Mengutip laman resmi Kementerian Pemberdayaan Perempuan dan Perlindungan Anak Indonesia, peringatan HAN merupakan momentum penting untuk menggugah kepedulian dan partisipasi seluruh komponen bangsa Indonesia dalam menjamin pemenuhan hak anak atas hak hidup, tumbuh, berkembang, dan berpartisipasi secara wajar sesuai dengan harkat dan martabat kemanusiaan, serta mendapat perlindungan dari kekerasan dan diskriminasi.
Berbeda dengan peringatan pada tahun-tahun sebelumnya, pelaksanaan HAN tahun ini menghadapi tantangan karena adanya pandemi corona virus disease 2019 (Covid-19) di Indonesia yang berimplikasi pada masyarakat, terutama anak, mengalami berbagai persoalan seperti masalah pengasuhan bagi anak yang orang tuanya positif Covid-19, kurangnya kesempatan bermain dan belajar serta meningkatnya kasus kekerasan selama pandemi sebagai akibat diterapkannya kebijakan jaga jarak maupun belajar dan bekerja di rumah.
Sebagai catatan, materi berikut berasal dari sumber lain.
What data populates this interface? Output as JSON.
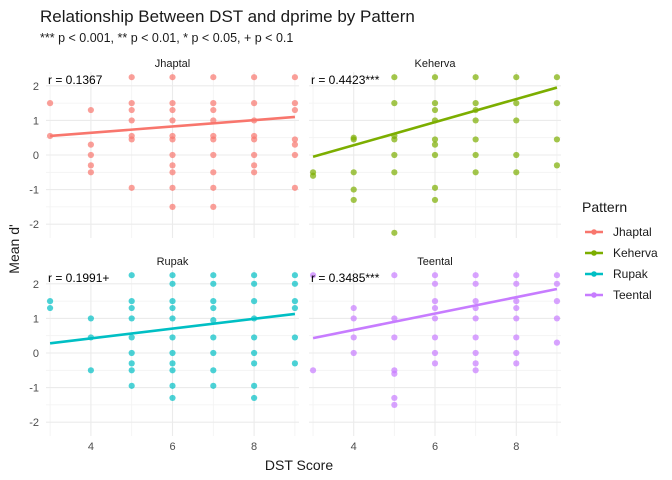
{
  "chart_data": {
    "type": "scatter",
    "title": "Relationship Between DST and dprime by Pattern",
    "subtitle": "*** p < 0.001, ** p < 0.01, * p < 0.05, + p < 0.1",
    "xlabel": "DST Score",
    "ylabel": "Mean d'",
    "xlim": [
      2.9,
      9.1
    ],
    "ylim": [
      -2.4,
      2.4
    ],
    "xticks": [
      4,
      6,
      8
    ],
    "yticks": [
      -2,
      -1,
      0,
      1,
      2
    ],
    "grid": true,
    "legend": {
      "title": "Pattern",
      "placement": "right"
    },
    "panels": [
      {
        "name": "Jhaptal",
        "color": "#F8766D",
        "corr_label": "r = 0.1367",
        "fit": {
          "x": [
            3,
            9
          ],
          "y": [
            0.55,
            1.1
          ]
        },
        "points": [
          [
            3,
            1.5
          ],
          [
            3,
            0.55
          ],
          [
            4,
            1.3
          ],
          [
            4,
            0.3
          ],
          [
            4,
            0.0
          ],
          [
            4,
            -0.3
          ],
          [
            4,
            -0.5
          ],
          [
            5,
            2.25
          ],
          [
            5,
            1.5
          ],
          [
            5,
            1.3
          ],
          [
            5,
            1.0
          ],
          [
            5,
            0.55
          ],
          [
            5,
            0.45
          ],
          [
            5,
            -0.95
          ],
          [
            6,
            2.25
          ],
          [
            6,
            1.5
          ],
          [
            6,
            1.3
          ],
          [
            6,
            1.0
          ],
          [
            6,
            0.55
          ],
          [
            6,
            0.45
          ],
          [
            6,
            0.0
          ],
          [
            6,
            -0.3
          ],
          [
            6,
            -0.5
          ],
          [
            6,
            -0.95
          ],
          [
            6,
            -1.5
          ],
          [
            7,
            2.25
          ],
          [
            7,
            1.5
          ],
          [
            7,
            1.3
          ],
          [
            7,
            1.0
          ],
          [
            7,
            0.55
          ],
          [
            7,
            0.45
          ],
          [
            7,
            0.0
          ],
          [
            7,
            -0.5
          ],
          [
            7,
            -0.95
          ],
          [
            7,
            -1.5
          ],
          [
            8,
            2.25
          ],
          [
            8,
            1.5
          ],
          [
            8,
            1.0
          ],
          [
            8,
            0.55
          ],
          [
            8,
            0.45
          ],
          [
            8,
            0.0
          ],
          [
            8,
            -0.3
          ],
          [
            8,
            -0.5
          ],
          [
            9,
            2.25
          ],
          [
            9,
            1.5
          ],
          [
            9,
            1.3
          ],
          [
            9,
            0.45
          ],
          [
            9,
            0.3
          ],
          [
            9,
            0.0
          ],
          [
            9,
            -0.95
          ]
        ]
      },
      {
        "name": "Keherva",
        "color": "#7CAE00",
        "corr_label": "r = 0.4423***",
        "fit": {
          "x": [
            3,
            9
          ],
          "y": [
            -0.05,
            1.95
          ]
        },
        "points": [
          [
            3,
            -0.5
          ],
          [
            3,
            -0.6
          ],
          [
            4,
            0.5
          ],
          [
            4,
            0.45
          ],
          [
            4,
            -0.5
          ],
          [
            4,
            -1.0
          ],
          [
            4,
            -1.3
          ],
          [
            5,
            2.25
          ],
          [
            5,
            1.5
          ],
          [
            5,
            0.55
          ],
          [
            5,
            0.45
          ],
          [
            5,
            0.0
          ],
          [
            5,
            -0.5
          ],
          [
            5,
            -2.25
          ],
          [
            6,
            2.25
          ],
          [
            6,
            1.5
          ],
          [
            6,
            1.3
          ],
          [
            6,
            1.0
          ],
          [
            6,
            0.45
          ],
          [
            6,
            0.3
          ],
          [
            6,
            0.0
          ],
          [
            6,
            -0.95
          ],
          [
            6,
            -1.3
          ],
          [
            7,
            2.25
          ],
          [
            7,
            1.5
          ],
          [
            7,
            1.3
          ],
          [
            7,
            1.0
          ],
          [
            7,
            0.45
          ],
          [
            7,
            0.0
          ],
          [
            7,
            -0.5
          ],
          [
            8,
            2.25
          ],
          [
            8,
            1.5
          ],
          [
            8,
            1.0
          ],
          [
            8,
            0.0
          ],
          [
            8,
            -0.5
          ],
          [
            9,
            2.25
          ],
          [
            9,
            1.5
          ],
          [
            9,
            0.45
          ],
          [
            9,
            -0.3
          ]
        ]
      },
      {
        "name": "Rupak",
        "color": "#00BFC4",
        "corr_label": "r = 0.1991+",
        "fit": {
          "x": [
            3,
            9
          ],
          "y": [
            0.28,
            1.13
          ]
        },
        "points": [
          [
            3,
            1.5
          ],
          [
            3,
            1.3
          ],
          [
            4,
            1.0
          ],
          [
            4,
            0.45
          ],
          [
            4,
            -0.5
          ],
          [
            5,
            2.25
          ],
          [
            5,
            1.5
          ],
          [
            5,
            1.3
          ],
          [
            5,
            1.0
          ],
          [
            5,
            0.45
          ],
          [
            5,
            0.0
          ],
          [
            5,
            -0.3
          ],
          [
            5,
            -0.5
          ],
          [
            5,
            -0.95
          ],
          [
            6,
            2.25
          ],
          [
            6,
            2.0
          ],
          [
            6,
            1.5
          ],
          [
            6,
            1.3
          ],
          [
            6,
            1.0
          ],
          [
            6,
            0.45
          ],
          [
            6,
            0.0
          ],
          [
            6,
            -0.3
          ],
          [
            6,
            -0.5
          ],
          [
            6,
            -0.95
          ],
          [
            6,
            -1.3
          ],
          [
            7,
            2.25
          ],
          [
            7,
            2.0
          ],
          [
            7,
            1.5
          ],
          [
            7,
            1.3
          ],
          [
            7,
            0.95
          ],
          [
            7,
            0.45
          ],
          [
            7,
            0.0
          ],
          [
            7,
            -0.5
          ],
          [
            7,
            -0.95
          ],
          [
            8,
            2.25
          ],
          [
            8,
            2.0
          ],
          [
            8,
            1.5
          ],
          [
            8,
            1.0
          ],
          [
            8,
            0.45
          ],
          [
            8,
            0.0
          ],
          [
            8,
            -0.3
          ],
          [
            8,
            -0.95
          ],
          [
            8,
            -1.3
          ],
          [
            9,
            2.25
          ],
          [
            9,
            2.0
          ],
          [
            9,
            1.5
          ],
          [
            9,
            1.3
          ],
          [
            9,
            0.45
          ],
          [
            9,
            -0.3
          ]
        ]
      },
      {
        "name": "Teental",
        "color": "#C77CFF",
        "corr_label": "r = 0.3485***",
        "fit": {
          "x": [
            3,
            9
          ],
          "y": [
            0.43,
            1.85
          ]
        },
        "points": [
          [
            3,
            2.25
          ],
          [
            3,
            -0.5
          ],
          [
            4,
            1.3
          ],
          [
            4,
            1.0
          ],
          [
            4,
            0.45
          ],
          [
            4,
            0.0
          ],
          [
            5,
            2.25
          ],
          [
            5,
            1.0
          ],
          [
            5,
            0.45
          ],
          [
            5,
            -0.5
          ],
          [
            5,
            -0.6
          ],
          [
            5,
            -1.3
          ],
          [
            5,
            -1.5
          ],
          [
            6,
            2.25
          ],
          [
            6,
            2.0
          ],
          [
            6,
            1.5
          ],
          [
            6,
            1.3
          ],
          [
            6,
            1.0
          ],
          [
            6,
            0.45
          ],
          [
            6,
            0.0
          ],
          [
            6,
            -0.3
          ],
          [
            7,
            2.25
          ],
          [
            7,
            2.0
          ],
          [
            7,
            1.5
          ],
          [
            7,
            1.3
          ],
          [
            7,
            1.0
          ],
          [
            7,
            0.45
          ],
          [
            7,
            0.0
          ],
          [
            7,
            -0.3
          ],
          [
            7,
            -0.5
          ],
          [
            8,
            2.25
          ],
          [
            8,
            2.0
          ],
          [
            8,
            1.5
          ],
          [
            8,
            1.3
          ],
          [
            8,
            1.0
          ],
          [
            8,
            0.45
          ],
          [
            8,
            0.0
          ],
          [
            8,
            -0.3
          ],
          [
            9,
            2.25
          ],
          [
            9,
            2.0
          ],
          [
            9,
            1.5
          ],
          [
            9,
            1.0
          ],
          [
            9,
            0.3
          ]
        ]
      }
    ]
  }
}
Berdasarkan tantangan tersebut, maka tema HAN tahun 2021 adalah “Anak Terlindungi, Indonesia Maju” dengan Tagline #AnakPedulidiMasaPandemi. Hal ini sebagai motifasi bahwa pandemi tidak menyurutkan komitmen untuk tetap melaksanakan HAN tahun ini secara virtual, tanpa mengurangi makna HAN. Diharapkan peringatan HAN yang dikemas secara online dapat menjangkau lebih banyak anak dari 34 provinsi di Indonesia termasuk Anak yang memerlukan perlindungan khusus (AMPK).
Sejarah HAN

Dilansir dari tirto.id, jejak rekam embrio HAN sudah tergurat sejak berdirinya Kongres Wanita Indonesia (Kowani) yang diresmikan tahun 1946. Dalam sidang Kowani pada 1951, diputuskan beberapa kesepakatan, salah satunya adalah mengupayakan penetapan Hari Kanak-Kanak Nasional.
Atas usulan Kowani, tanggal 6 Juni ditetapkan sebagai Hari Kanak-Kanak Indonesia. Alasannya, selain bertepatan dengan hari lahir Presiden RI pertama Sukarno (1 Juni 1901), tanggal ini juga berdekatan dengan perayaan Hari Anak Internasional.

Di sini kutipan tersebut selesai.